Five-question debrief.
AI Provenance: which AI tool, what you asked, what it generated, how you verified each piece, and what you discarded. Be explicit that you showed AI no log data, and how you still got drafting help on the parser. “Asked for parse_log_line; the draft made status a string, so my int test failed; I cast it” is a real entry. “Used AI for the parser” is not.

Checkpoint: the entry is committed with all sections, including a substantive AI Provenance section that addresses the data-handling rule directly. If not: if your provenance is one line, the tutor will reject it. The test is whether a reader could redo your AI conversation, and confirm you kept your data private, from your notes.

Definition of Done

Your hand-picked test lines (including a malformed one) were committed, and the parser returns None on lines it cannot parse and counts them.
The pipeline runs end to end on a sample log; inserts are parameterized; an index exists; the six labelled queries return results.
incident-summary.md stands on its own.
The tool lives in security-tools/log-parser/ with a README, and tests pass from one command.
The notebook entry is committed with a real AI Provenance section.
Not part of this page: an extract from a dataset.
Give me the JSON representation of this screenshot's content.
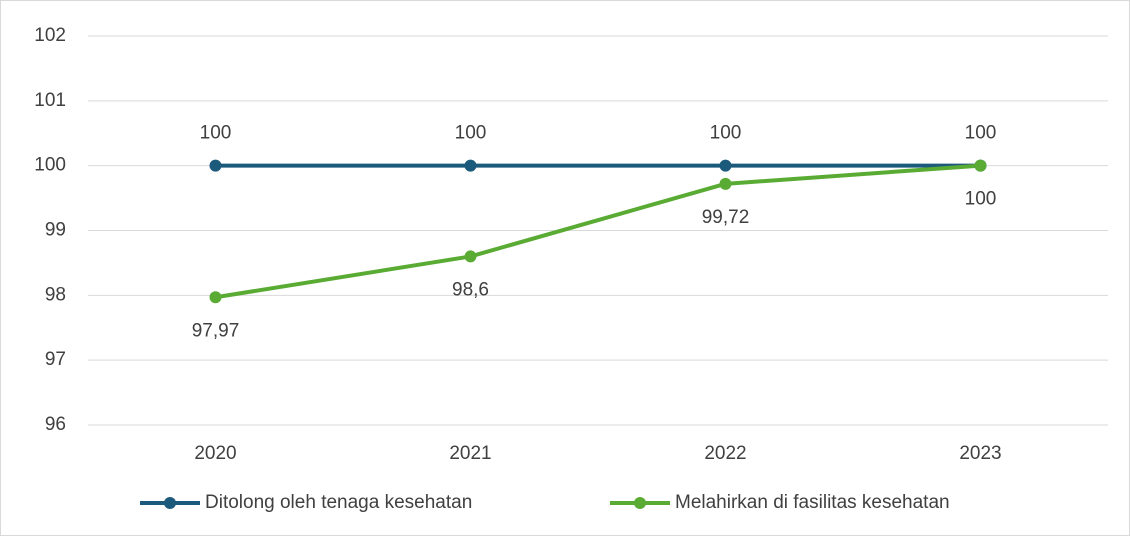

Self-verify (run from the tool folder after loading your sample; should print OK):

python -c "import sqlite3; n=sqlite3.connect('logs.db').execute('SELECT count(*) FROM logs').fetchone()[0]; print('OK' if n>0 else 'EMPTY')"

Self-explain: in one sentence, why does a parameterized query stop a malicious value from being run as SQL?

Stretch goals

Add a --since and --until filter so a query can scope to a time window, and explain how your timestamps are stored to make that comparison work.
Detect a “behavior change” automatically: bucket one IP’s requests by hour and flag the bucket where its rate jumps.
Compare your streaming loader to one that reads the whole file with f.read(), on a log of at least 100 MB, and record the memory difference.
Add a second log format (if you did Apache, add nginx) behind the same schema, and note what changed in the parser and what did not.

Troubleshooting

The regex matches most lines but silently drops some. That is exactly why Task 1 counts failures. Print a few dropped lines and widen the regex one field at a time. A parser that hides its failures is worse than one that crashes.
AI drafted an insert with an f-string. This is the SQL-injection anti-pattern Month 7 names. Catching it in your own tool is the lesson. Switch to ? placeholders.
The loader is slow or runs out of memory. You are loading the whole file. Loop over the file object line by line so only one line is in memory at a time.
A query returns nothing. Run the same SQL in the sqlite3 command-line shell against logs.db to separate a SQL mistake from a Python mistake.

Time budget breakdown

Task 1: 7 to 8 hours (Stage 1 ~30 min, Stage 2 ~2 h, Stage 3 the rest)
Task 2: 15 minutes
Task 3: 2 hours
Task 4: 90 minutes
Buffer: 1 hour

Total: 12 to 14 hours.

Resources

The Python sqlite3 and re standard-library docs (primary source).
The Apache combined log format and the nginx default log format specifications (primary sources).
A public web-server log dataset, or logs you generate against your own VM.
Your own Lab 5.1 notebook entry on the drafting loop.